New studies show that for most of us, the people we think are our closest friends might not feel the exact same way about us.
Researchers from Tel Aviv University and the Massachusetts Institute of Technology found that as many as half of those whom we consider good friends may not think of us in the same way.
If you are like us — mere humans who only want to be loved — beware of what you’re about to read: A new study will likely make you question every friendship you’ve ever had.
Researchers from Tel Aviv University and the Massachusetts Institute of Technology found as many as half of the people we consider friends may not think of us in the same way. The results, which were recently published in the journal PLoS One, suggest that we may be bad at recognizing who considers us part of their inner circle.
Researchers surveyed a class of 84 college students and asked them to rank every student in the class on a scale of zero (“we’re strangers”) to five (“this person is one of my best friends”). They then had to guess where other students ranked them.

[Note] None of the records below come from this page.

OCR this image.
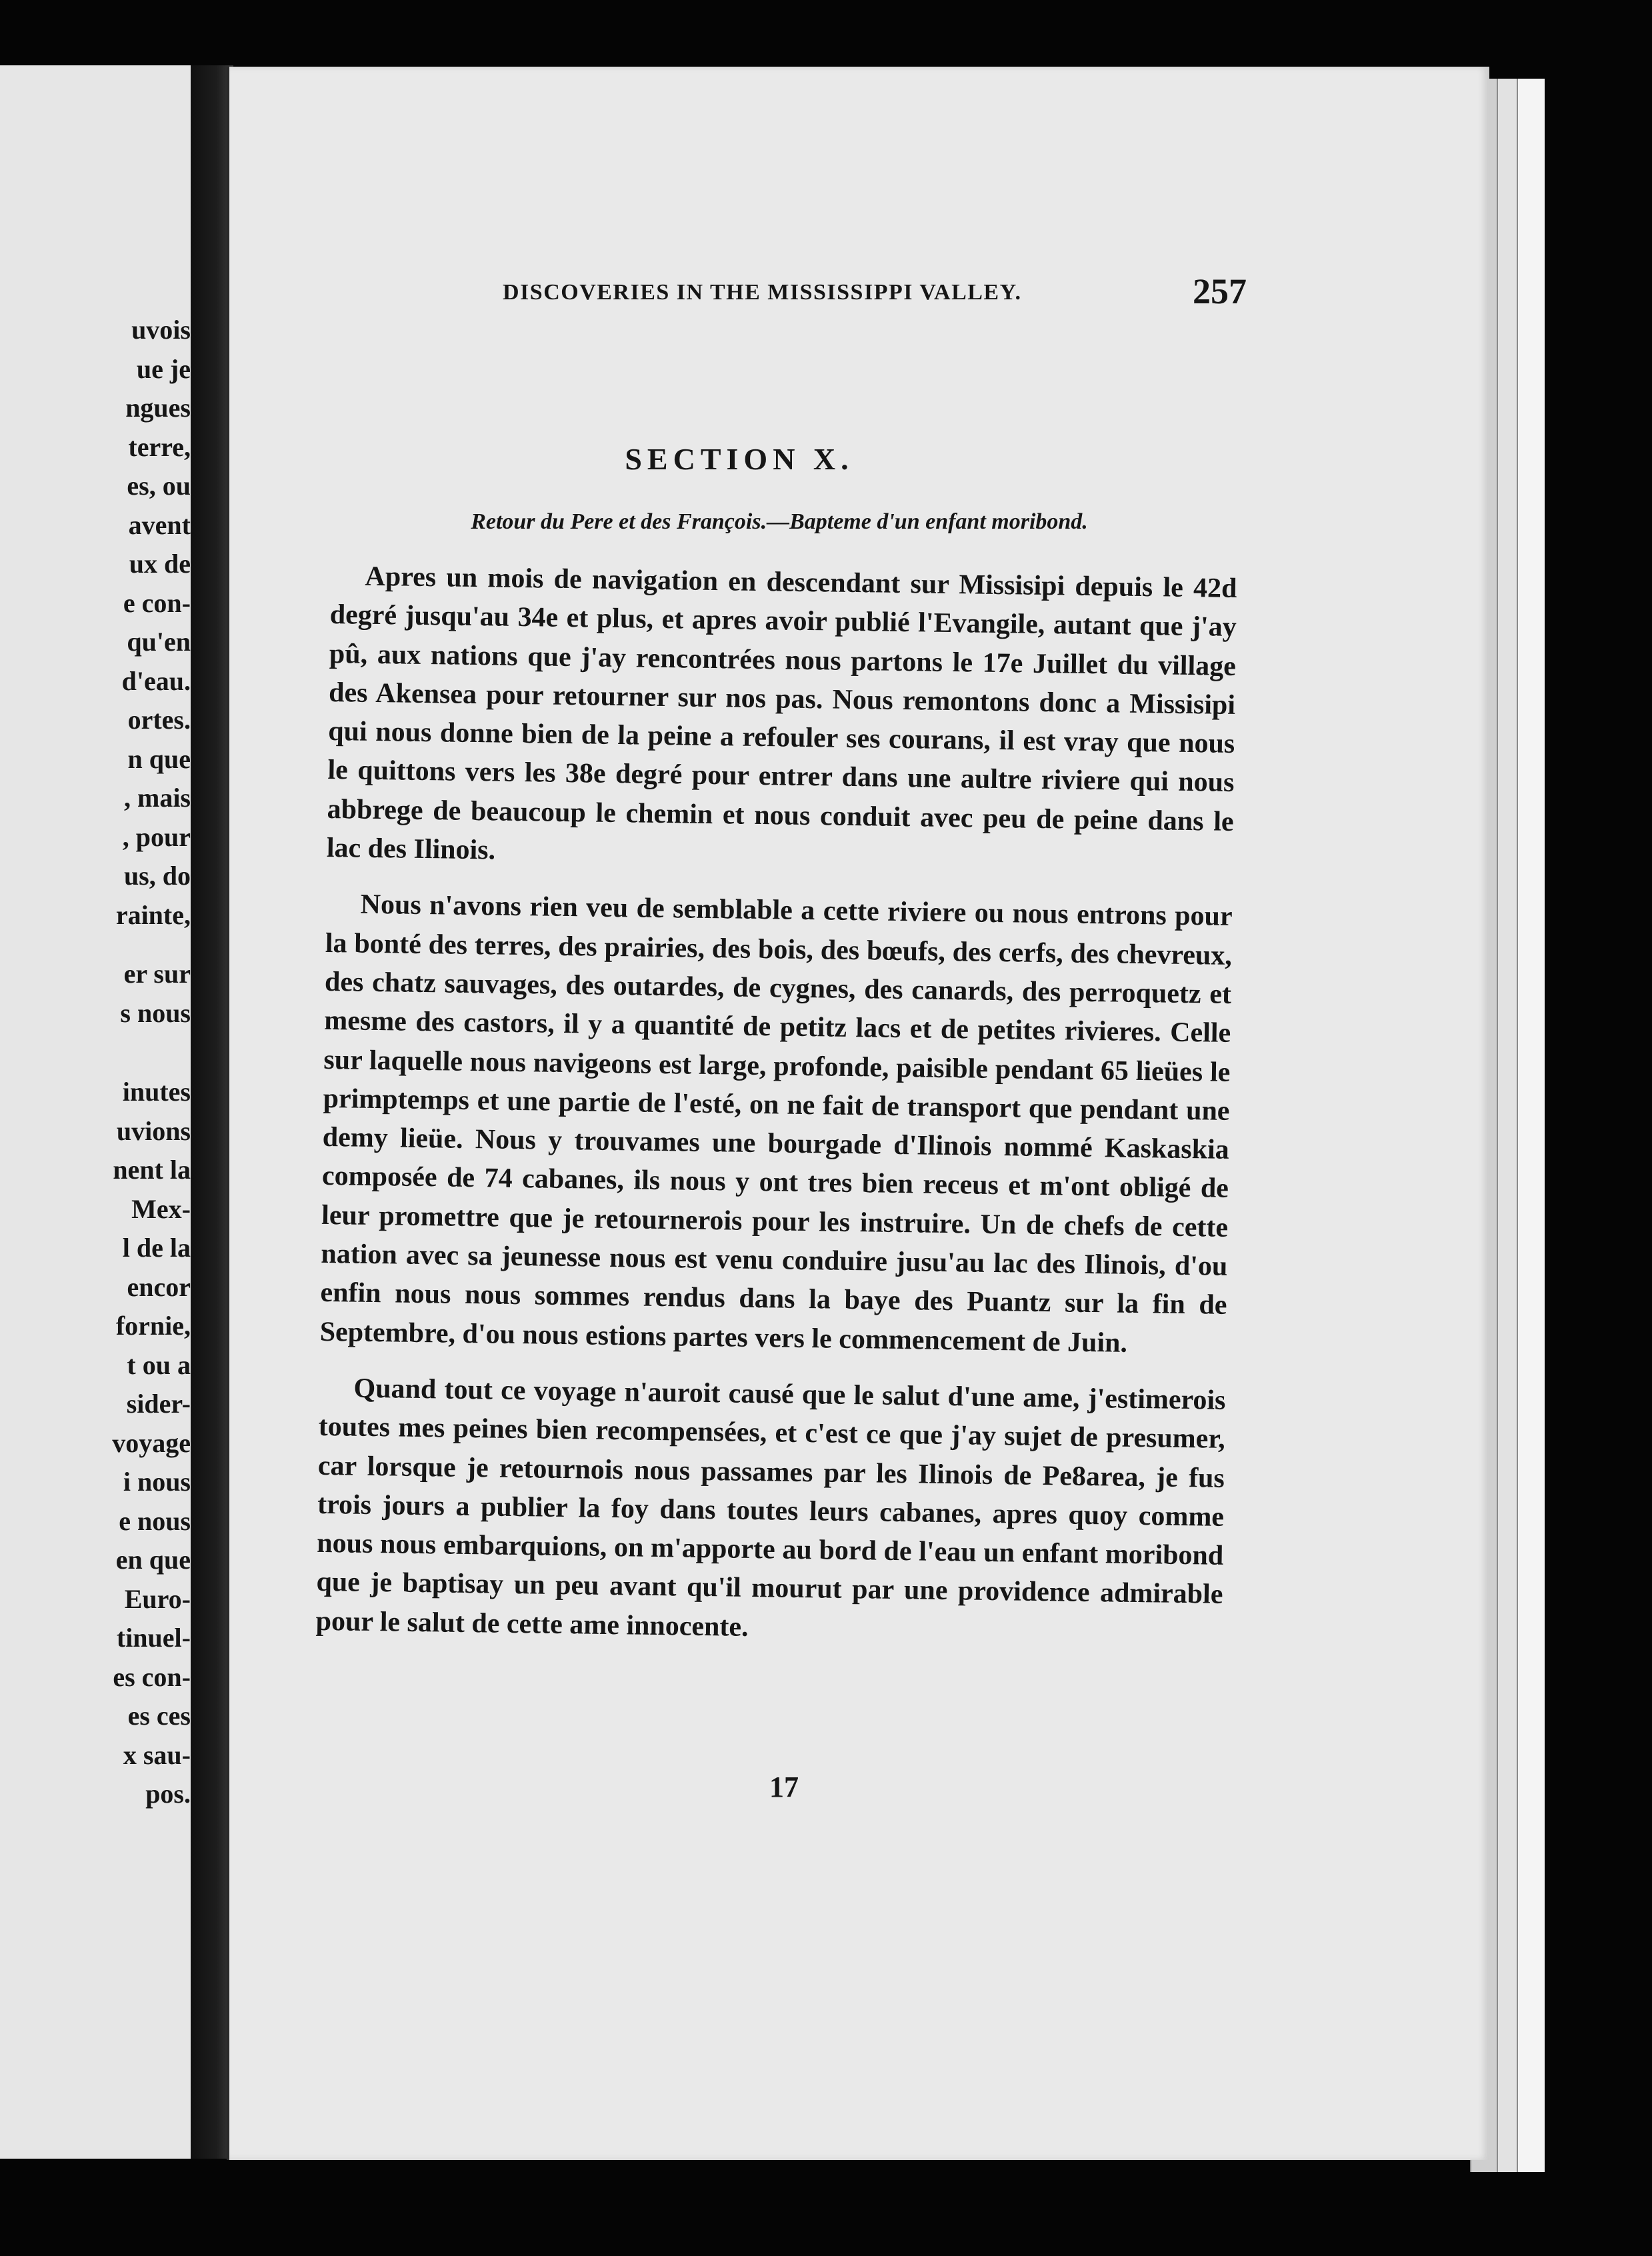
uvois
ue je
ngues
terre,
es, ou
avent
ux de
e con-
qu'en
d'eau.
ortes.
n que
, mais
, pour
us, do
rainte,
er sur
s nous
inutes
uvions
nent la
Mex-
l de la
encor
fornie,
t ou a
sider-
voyage
i nous
e nous
en que
Euro-
tinuel-
es con-
es ces
x sau-
pos.
DISCOVERIES IN THE MISSISSIPPI VALLEY.	257
SECTION X.
Retour du Pere et des François.—Bapteme d'un enfant moribond.

Apres un mois de navigation en descendant sur Missisipi depuis le 42d degré jusqu'au 34e et plus, et apres avoir publié l'Evangile, autant que j'ay pû, aux nations que j'ay rencontrées nous partons le 17e Juillet du village des Akensea pour retourner sur nos pas. Nous remontons donc a Missisipi qui nous donne bien de la peine a refouler ses courans, il est vray que nous le quittons vers les 38e degré pour entrer dans une aultre riviere qui nous abbrege de beaucoup le chemin et nous conduit avec peu de peine dans le lac des Ilinois.

Nous n'avons rien veu de semblable a cette riviere ou nous entrons pour la bonté des terres, des prairies, des bois, des bœufs, des cerfs, des chevreux, des chatz sauvages, des outardes, de cygnes, des canards, des perroquetz et mesme des castors, il y a quantité de petitz lacs et de petites rivieres. Celle sur laquelle nous navigeons est large, profonde, paisible pendant 65 lieües le primptemps et une partie de l'esté, on ne fait de transport que pendant une demy lieüe. Nous y trouvames une bourgade d'Ilinois nommé Kaskaskia composée de 74 cabanes, ils nous y ont tres bien receus et m'ont obligé de leur promettre que je retournerois pour les instruire. Un de chefs de cette nation avec sa jeunesse nous est venu conduire jusu'au lac des Ilinois, d'ou enfin nous nous sommes rendus dans la baye des Puantz sur la fin de Septembre, d'ou nous estions partes vers le commencement de Juin.

Quand tout ce voyage n'auroit causé que le salut d'une ame, j'estimerois toutes mes peines bien recompensées, et c'est ce que j'ay sujet de presumer, car lorsque je retournois nous passames par les Ilinois de Pe8area, je fus trois jours a publier la foy dans toutes leurs cabanes, apres quoy comme nous nous embarquions, on m'apporte au bord de l'eau un enfant moribond que je baptisay un peu avant qu'il mourut par une providence admirable pour le salut de cette ame innocente.

17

The findings revealed that while 94 percent of the students thought their friendships would be reciprocated, only 53 percent actually were.
“If you think someone is your friend, you expect him to feel the same way,” study co-author Erez Shmueli said in a statement. “But in fact that’s not the case.”

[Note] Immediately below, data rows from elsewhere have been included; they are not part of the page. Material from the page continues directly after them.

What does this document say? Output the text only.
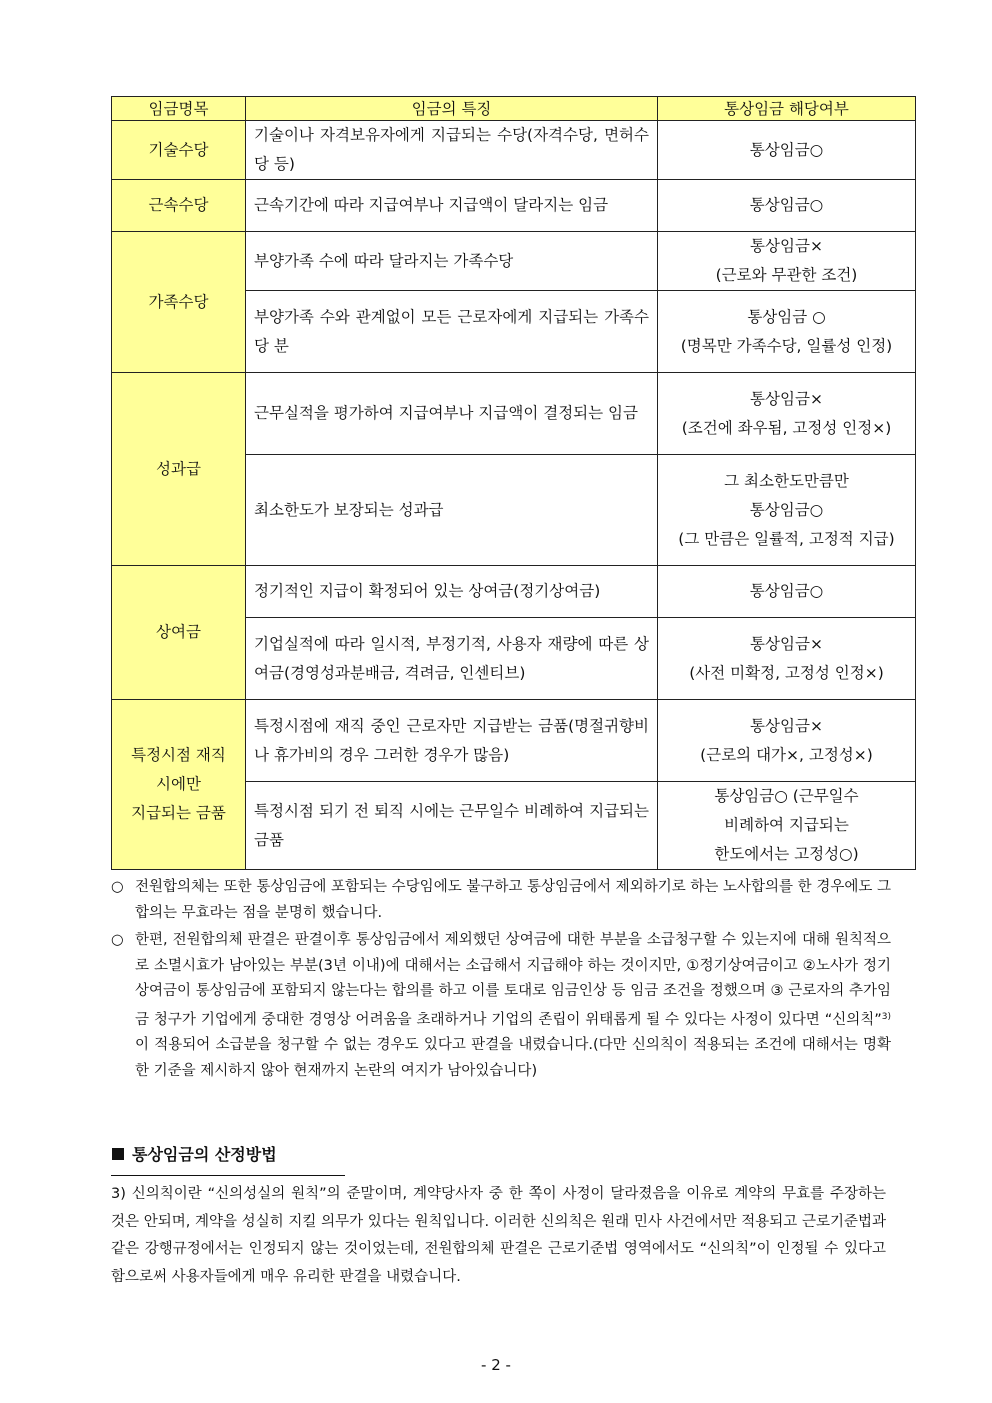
임금명목	임금의 특징	통상임금 해당여부
기술수당	기술이나 자격보유자에게 지급되는 수당(자격수당, 면허수당 등)	통상임금○
근속수당	근속기간에 따라 지급여부나 지급액이 달라지는 임금	통상임금○
가족수당	부양가족 수에 따라 달라지는 가족수당	통상임금×
(근로와 무관한 조건)
	부양가족 수와 관계없이 모든 근로자에게 지급되는 가족수당 분	통상임금 ○
(명목만 가족수당, 일률성 인정)
성과급	근무실적을 평가하여 지급여부나 지급액이 결정되는 임금	통상임금×
(조건에 좌우됨, 고정성 인정×)
	최소한도가 보장되는 성과급	그 최소한도만큼만
통상임금○
(그 만큼은 일률적, 고정적 지급)
상여금	정기적인 지급이 확정되어 있는 상여금(정기상여금)	통상임금○
	기업실적에 따라 일시적, 부정기적, 사용자 재량에 따른 상여금(경영성과분배금, 격려금, 인센티브)	통상임금×
(사전 미확정, 고정성 인정×)
특정시점 재직
시에만
지급되는 금품	특정시점에 재직 중인 근로자만 지급받는 금품(명절귀향비나 휴가비의 경우 그러한 경우가 많음)	통상임금×
(근로의 대가×, 고정성×)
	특정시점 되기 전 퇴직 시에는 근무일수 비례하여 지급되는 금품	통상임금○ (근무일수
비례하여 지급되는
한도에서는 고정성○)
○ 전원합의체는 또한 통상임금에 포함되는 수당임에도 불구하고 통상임금에서 제외하기로 하는 노사합의를 한 경우에도 그 합의는 무효라는 점을 분명히 했습니다.
○ 한편, 전원합의체 판결은 판결이후 통상임금에서 제외했던 상여금에 대한 부분을 소급청구할 수 있는지에 대해 원칙적으로 소멸시효가 남아있는 부분(3년 이내)에 대해서는 소급해서 지급해야 하는 것이지만, ①정기상여금이고 ②노사가 정기상여금이 통상임금에 포함되지 않는다는 합의를 하고 이를 토대로 임금인상 등 임금 조건을 정했으며 ③ 근로자의 추가임금 청구가 기업에게 중대한 경영상 어려움을 초래하거나 기업의 존립이 위태롭게 될 수 있다는 사정이 있다면 “신의칙”$^{3)}$이 적용되어 소급분을 청구할 수 없는 경우도 있다고 판결을 내렸습니다.(다만 신의칙이 적용되는 조건에 대해서는 명확한 기준을 제시하지 않아 현재까지 논란의 여지가 남아있습니다)
통상임금의 산정방법
3) 신의칙이란 “신의성실의 원칙”의 준말이며, 계약당사자 중 한 쪽이 사정이 달라졌음을 이유로 계약의 무효를 주장하는 것은 안되며, 계약을 성실히 지킬 의무가 있다는 원칙입니다. 이러한 신의칙은 원래 민사 사건에서만 적용되고 근로기준법과 같은 강행규정에서는 인정되지 않는 것이었는데, 전원합의체 판결은 근로기준법 영역에서도 “신의칙”이 인정될 수 있다고 함으로써 사용자들에게 매우 유리한 판결을 내렸습니다.
- 2 -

While the classroom provided only a small sample size, the researchers compared their results with six existing surveys on friendship that produced similar results. Overall, the highest rate of reciprocal friendships was 53 percent, while the lowest rate around 34 percent.
“These findings suggest a profound inability of people to perceive friendship reciprocity, perhaps because the possibility of non-reciprocal friendship challenges one-self image,” the authors wrote. (Um, ouch.)

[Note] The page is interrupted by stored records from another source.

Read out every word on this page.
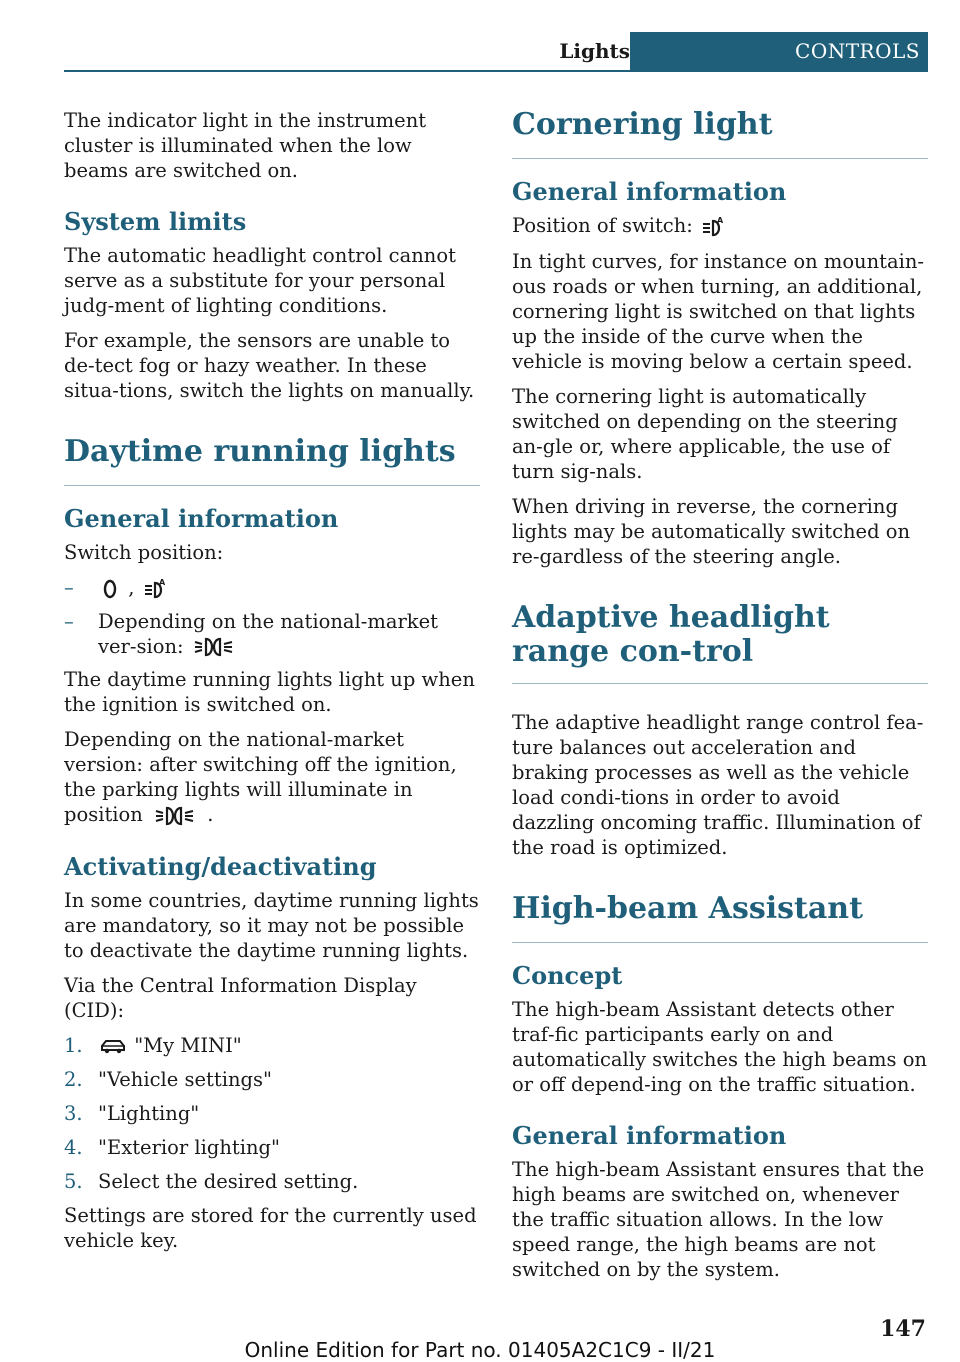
Lights	CONTROLS

The indicator light in the instrument cluster is illuminated when the low beams are switched on.

System limits

The automatic headlight control cannot serve as a substitute for your personal judg‐ment of lighting conditions.

For example, the sensors are unable to de‐tect fog or hazy weather. In these situa‐tions, switch the lights on manually.

Daytime running lights
General information

Switch position:

–	,	A
– Depending on the national-market ver‐sion:

The daytime running lights light up when the ignition is switched on.

Depending on the national-market version: after switching off the ignition, the parking lights will illuminate in position	.

Activating/deactivating

In some countries, daytime running lights are mandatory, so it may not be possible to deactivate the daytime running lights.

Via the Central Information Display (CID):

1.	"My MINI"
2. "Vehicle settings"
3. "Lighting"
4. "Exterior lighting"
5. Select the desired setting.

Settings are stored for the currently used vehicle key.

Cornering light
General information

Position of switch:	A

In tight curves, for instance on mountain‐ous roads or when turning, an additional, cornering light is switched on that lights up the inside of the curve when the vehicle is moving below a certain speed.

The cornering light is automatically switched on depending on the steering an‐gle or, where applicable, the use of turn sig‐nals.

When driving in reverse, the cornering lights may be automatically switched on re‐gardless of the steering angle.

Adaptive headlight range con‐trol

The adaptive headlight range control fea‐ture balances out acceleration and braking processes as well as the vehicle load condi‐tions in order to avoid dazzling oncoming traffic. Illumination of the road is optimized.

High-beam Assistant
Concept

The high-beam Assistant detects other traf‐fic participants early on and automatically switches the high beams on or off depend‐ing on the traffic situation.

General information

The high-beam Assistant ensures that the high beams are switched on, whenever the traffic situation allows. In the low speed range, the high beams are not switched on by the system.

147
Online Edition for Part no. 01405A2C1C9 - II/21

But the friendship fail doesn’t end there. The study authors believed that reciprocal relationships also may affect social pressures and human behavior.
To test this theory, the researchers took their data one step further by creating a friendship algorithm that predicted one-sided vs. mutual friendships. They then applied it to a real-life social setting — working out — to see if the type of friendship could predict influence on whether or not a person exercised.
Researchers found that “those pressured by reciprocal friends exercised more and enjoyed greater progress than those with unilateral friendship ties.”
Social influence — and a person’s subsequent action — is only as strong as the friendships behind them, the findings suggest.
In other words, it’s worth finding out who your “real” squad is. You know, the ones who consider you a friend as equally as you do for them.